Front Oncol. 2021 Nov 2:11:758549. doi: 10.3389/fonc.2021.758549. eCollection 2021.

Authors

Keiichiro Okuda¹, Atsushi Umemura¹, Seita Kataoka¹, Kota Yano¹, Aya Takahashi¹, Shinya Okishio¹, Hiroyoshi Taketani¹, Yuya Seko¹, Taichiro Nishikawa¹, Kanji Yamaguchi¹, Michihisa Moriguchi¹, Hayato Nakagawa², Yu Liu¹, Yasuhide Mitsumoto³, Yoshihiro Kanbara³, Toshihide Shima³, Takeshi Okanoue³, Yoshito Itoh¹

Affiliations

¹ Molecular Gastroenterology and Hepatology, Graduate School of Medical Science, Kyoto Prefectural University of Medicine, Kyoto, Japan.
² Department of Gastroenterology, The University of Tokyo, Tokyo, Japan.
³ Department of Gastroenterology and Hepatology, Saiseikai Suita Hospital, Suita, Japan.

Abstract

Hepatocellular carcinoma (HCC) is the most common type of primary liver cancer. HCC cells consume large amounts of glutamine to survive, but can adapt to glutamine depletion in the presence of an exogenous asparagine. L-asparaginase (ASNase) converts glutamine and asparagine to glutamate and aspartate, respectively, and has been used to treat leukemia. Here we examined the effects of ASNase treatment on HCC cells and explored the potential impact of combining ASNase with the tyrosine kinase inhibitor lenvatinib (Len) for HCC treatment. Cell viability and death of HCC cell lines treated with either Len or ASNase alone or with Len and ASNase combined were determined. We assessed mRNA and protein expression levels of glutamine synthetase (GS) and asparagine synthetase (ASNS) by real-time quantitative PCR and immunoblotting. The antitumor effect of the combination therapy relative to Len or ASNase monotherapy was also evaluated in a xenograft tumor mouse model. ASNase treatment inhibited growth of SNU387 and SNU398 HCC cells, which have low GS and high ASNS expression levels, respectively, but did not clearly inhibit growth of the other cell lines. Len plus ASNase combination therapy synergistically inhibited proliferation and induced oxidative stress leading to cell death of some HCC cells lines.

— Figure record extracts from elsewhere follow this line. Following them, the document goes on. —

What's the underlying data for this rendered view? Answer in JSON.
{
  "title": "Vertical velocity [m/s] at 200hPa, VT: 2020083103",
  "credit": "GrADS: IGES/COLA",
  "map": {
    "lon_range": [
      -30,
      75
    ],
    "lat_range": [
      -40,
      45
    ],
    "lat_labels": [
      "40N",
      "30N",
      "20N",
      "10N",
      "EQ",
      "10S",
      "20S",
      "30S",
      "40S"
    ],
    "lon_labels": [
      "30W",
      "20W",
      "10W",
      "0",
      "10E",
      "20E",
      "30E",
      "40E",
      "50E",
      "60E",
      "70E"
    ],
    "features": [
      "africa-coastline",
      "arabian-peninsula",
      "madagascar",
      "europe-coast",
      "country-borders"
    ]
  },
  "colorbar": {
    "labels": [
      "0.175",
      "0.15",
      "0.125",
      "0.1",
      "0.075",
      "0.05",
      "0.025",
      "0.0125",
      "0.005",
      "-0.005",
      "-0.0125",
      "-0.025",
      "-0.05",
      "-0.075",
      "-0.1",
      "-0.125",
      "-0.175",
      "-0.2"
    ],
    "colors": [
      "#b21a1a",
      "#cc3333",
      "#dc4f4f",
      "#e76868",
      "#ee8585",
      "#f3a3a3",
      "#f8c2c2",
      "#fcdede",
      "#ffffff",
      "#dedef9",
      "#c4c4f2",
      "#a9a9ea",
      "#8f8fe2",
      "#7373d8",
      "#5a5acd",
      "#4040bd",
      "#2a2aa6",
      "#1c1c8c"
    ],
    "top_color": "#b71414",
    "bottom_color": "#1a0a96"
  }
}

However, cell death of Huh7 cells, which express ASCT2, an important glutamine transporter for cancer cells, was not affected by the combination treatment. In a xenograft model, Len combined with ASNase significantly attenuated tumor development relative to mice treated with Len or ASNase alone. ASNase-mediated targeting of two amino acids, glutamine and asparagine, which are indispensable for HCC survival, induces oxidative stress and can be a novel cancer treatment option that exerts a synergistic effect when used in combination with Len.

Keywords: L-asparaginase; asparagine; asparagine synthetase; glutamine; glutamine synthetase; lenvatinib; liver cancer; oxidative stress.